Kimine göre baş belası, kimine göre gereksiz bir departman bozması, kimine göre ise kurumsal yapının olmazsa olmazı.
İçi kan ağlasa bile; hiçbir şey yokmuş gibi işlerine devam eden, hatta gülümseyen çalışanların olduğu departmandır İnsan Kaynakları.
Hem iyi hem de kötü polisi oynayan; işe girişlerde pek sevilen, uyarıyı ihtarı alınca nefret edilen departmandır.
Zam olmaz; “İK patronun adamı”, yemek beğenilmez; “İK işini yapmıyor” lafları, yönetici – çalışan arasında arayı bulmak için İK dil dökme turları…
Ama gel gör ki “ne iş yapıyor ki zaten bu İK” dedikoduları…
Hem çalışanı düşünür hem de şirketi düşünür ama yine de kıymetini bileni bulmak zordur.
Çalışanlara sorsan “patronun adamı” patrona göre; “yasal işleri yapması yeterli bir departman olsun yeter” düşünce yapısı.
Belki insanlar için inanması zor ancak, şık giyinip plaza koridorlarında topuk sesleriyle, bilezik- küpe şıngırtılarıyla salınmaktan daha fazlasıyız.
Mülakatlarda adaylarla sohbet etmekten, bordro yapıp maaş ödemekten, arada bir şirket yemeği düzenlemekten çok daha farklı işler yapıyoruz.
Bordro ve yasal süreçler dışında “Boş İşler Departmanı” olarak görülmekten çok ama çok daha fazlasıyız.
İnsan Kaynakları gerçekten isminin hakkını veren; insan kaynağını en verimli ve etkin şekilde kullanan, pozitif insanlar yaratan departman olmalıdır.

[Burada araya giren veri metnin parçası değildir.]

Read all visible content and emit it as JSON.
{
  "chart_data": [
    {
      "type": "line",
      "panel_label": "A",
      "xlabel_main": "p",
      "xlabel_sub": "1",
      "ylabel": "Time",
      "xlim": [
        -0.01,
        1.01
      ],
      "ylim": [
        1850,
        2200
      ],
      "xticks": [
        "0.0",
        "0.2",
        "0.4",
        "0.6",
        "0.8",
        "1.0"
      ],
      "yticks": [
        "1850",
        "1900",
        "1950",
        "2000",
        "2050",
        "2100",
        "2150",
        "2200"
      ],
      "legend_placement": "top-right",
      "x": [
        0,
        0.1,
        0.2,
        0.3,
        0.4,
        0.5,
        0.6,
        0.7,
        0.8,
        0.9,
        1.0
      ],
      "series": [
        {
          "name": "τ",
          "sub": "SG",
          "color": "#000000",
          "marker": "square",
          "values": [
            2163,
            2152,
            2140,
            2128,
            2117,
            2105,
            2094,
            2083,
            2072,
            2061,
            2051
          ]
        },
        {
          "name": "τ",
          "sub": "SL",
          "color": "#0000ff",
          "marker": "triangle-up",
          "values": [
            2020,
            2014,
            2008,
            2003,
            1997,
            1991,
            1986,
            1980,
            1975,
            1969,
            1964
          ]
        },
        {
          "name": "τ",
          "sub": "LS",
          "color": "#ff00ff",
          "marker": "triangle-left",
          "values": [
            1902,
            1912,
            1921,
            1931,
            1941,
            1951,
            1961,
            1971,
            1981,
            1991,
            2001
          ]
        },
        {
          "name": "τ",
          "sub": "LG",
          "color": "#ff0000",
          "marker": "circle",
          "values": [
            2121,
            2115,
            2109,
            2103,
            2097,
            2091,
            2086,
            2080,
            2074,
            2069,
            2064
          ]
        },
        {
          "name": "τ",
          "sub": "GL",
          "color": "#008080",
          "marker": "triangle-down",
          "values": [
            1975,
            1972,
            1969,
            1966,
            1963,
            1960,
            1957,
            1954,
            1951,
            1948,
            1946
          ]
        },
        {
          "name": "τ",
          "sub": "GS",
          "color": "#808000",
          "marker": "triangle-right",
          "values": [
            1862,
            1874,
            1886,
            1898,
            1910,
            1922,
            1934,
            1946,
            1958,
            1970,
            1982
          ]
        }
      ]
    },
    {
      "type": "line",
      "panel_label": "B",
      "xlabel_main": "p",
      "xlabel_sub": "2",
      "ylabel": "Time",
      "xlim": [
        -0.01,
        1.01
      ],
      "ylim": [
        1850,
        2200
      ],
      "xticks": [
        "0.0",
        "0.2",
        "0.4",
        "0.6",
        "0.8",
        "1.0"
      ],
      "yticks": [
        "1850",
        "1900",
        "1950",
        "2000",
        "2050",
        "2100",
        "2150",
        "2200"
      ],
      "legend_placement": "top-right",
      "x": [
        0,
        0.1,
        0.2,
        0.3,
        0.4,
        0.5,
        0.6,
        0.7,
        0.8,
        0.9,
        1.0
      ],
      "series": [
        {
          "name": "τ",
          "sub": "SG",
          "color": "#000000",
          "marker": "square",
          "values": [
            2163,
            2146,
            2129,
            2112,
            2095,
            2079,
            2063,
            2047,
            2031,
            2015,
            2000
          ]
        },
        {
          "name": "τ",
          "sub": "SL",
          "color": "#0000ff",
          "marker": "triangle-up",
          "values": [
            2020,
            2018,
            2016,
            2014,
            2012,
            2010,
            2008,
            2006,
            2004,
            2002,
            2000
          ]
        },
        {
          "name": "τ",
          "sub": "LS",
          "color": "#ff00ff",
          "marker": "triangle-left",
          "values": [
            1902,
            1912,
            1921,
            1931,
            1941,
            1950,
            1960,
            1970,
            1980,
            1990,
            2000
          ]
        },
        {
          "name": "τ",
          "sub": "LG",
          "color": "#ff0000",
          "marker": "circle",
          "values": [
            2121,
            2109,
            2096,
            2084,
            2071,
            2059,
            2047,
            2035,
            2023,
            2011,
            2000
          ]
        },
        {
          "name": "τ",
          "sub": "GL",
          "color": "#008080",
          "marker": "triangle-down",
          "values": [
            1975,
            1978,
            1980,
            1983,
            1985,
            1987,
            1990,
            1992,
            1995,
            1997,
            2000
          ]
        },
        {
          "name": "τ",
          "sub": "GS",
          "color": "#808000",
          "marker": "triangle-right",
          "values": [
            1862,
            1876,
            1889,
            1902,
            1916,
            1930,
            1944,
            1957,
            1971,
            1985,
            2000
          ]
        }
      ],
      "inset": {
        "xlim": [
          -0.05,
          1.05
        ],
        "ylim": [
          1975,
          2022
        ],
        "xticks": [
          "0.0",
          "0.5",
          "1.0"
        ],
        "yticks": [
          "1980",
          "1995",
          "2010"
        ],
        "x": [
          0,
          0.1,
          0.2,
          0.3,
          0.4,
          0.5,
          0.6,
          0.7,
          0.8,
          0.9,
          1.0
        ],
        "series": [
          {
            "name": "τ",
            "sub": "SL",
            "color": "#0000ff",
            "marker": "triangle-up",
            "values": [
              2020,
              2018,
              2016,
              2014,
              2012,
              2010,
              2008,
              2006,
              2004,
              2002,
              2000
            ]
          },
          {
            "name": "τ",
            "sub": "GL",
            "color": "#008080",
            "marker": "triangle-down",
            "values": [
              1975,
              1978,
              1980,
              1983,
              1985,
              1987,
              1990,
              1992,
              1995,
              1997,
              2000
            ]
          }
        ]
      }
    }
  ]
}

Başka bir deyişle İnsan Kaynakları eskiden, yani “Personel Birimi” denilen dönemlerde sadece içeriden dışarı bakıyordu.
Şimdiyse dışarıdan da içeri “aday” ve “çalışan” gözüyle bakabiliyor.
Bu da yepyeni bir ortak bakış açısı katıyor: Stratejik İnsan Kaynakları.
Geleneksel Personel Birimleri, şirket içinde olan bitenden en son haberdar olan, personelin sadece işe giriş-çıkış işlemlerinde varlık gösteren bir birimdi.
Bugünkü Stratejik İnsan Kaynakları ise çalışanların yer aldığı tüm süreçlerde onlarla birlikte varlık gösteriyor, şirket içindeki önemli kararlara yön veriyor.
Tabi bunun için şirketler, yöneticiler ve çalışanlar ne kadar şans veriyor İK’ya?
İK’ya bu şansı vermeyip sadece personel birimi olarak kalmasını sağlayarak, sonrasında “aaaaaa İK ne iş yapıyor ki?” demek haksızlık değil bu çilekeş insanlara?
İnsan Kaynakları, Personel Biriminden dönüşerek bu konumunu kolay elde etmedi.
Bu yüzdendir mücadeleleri, emekleri, değer görmek istemeleri.
İK işini seven, saygı duyan, sahip çıkan, sorumluluk alan bir departmandır.
Empati kuran, enerjik olan, ekip çalışmasına inanan ve etik olan bir departmandır.
Umarım bir gün herkes ezber bozar ve İK’ya olan negatif algılarını kırar!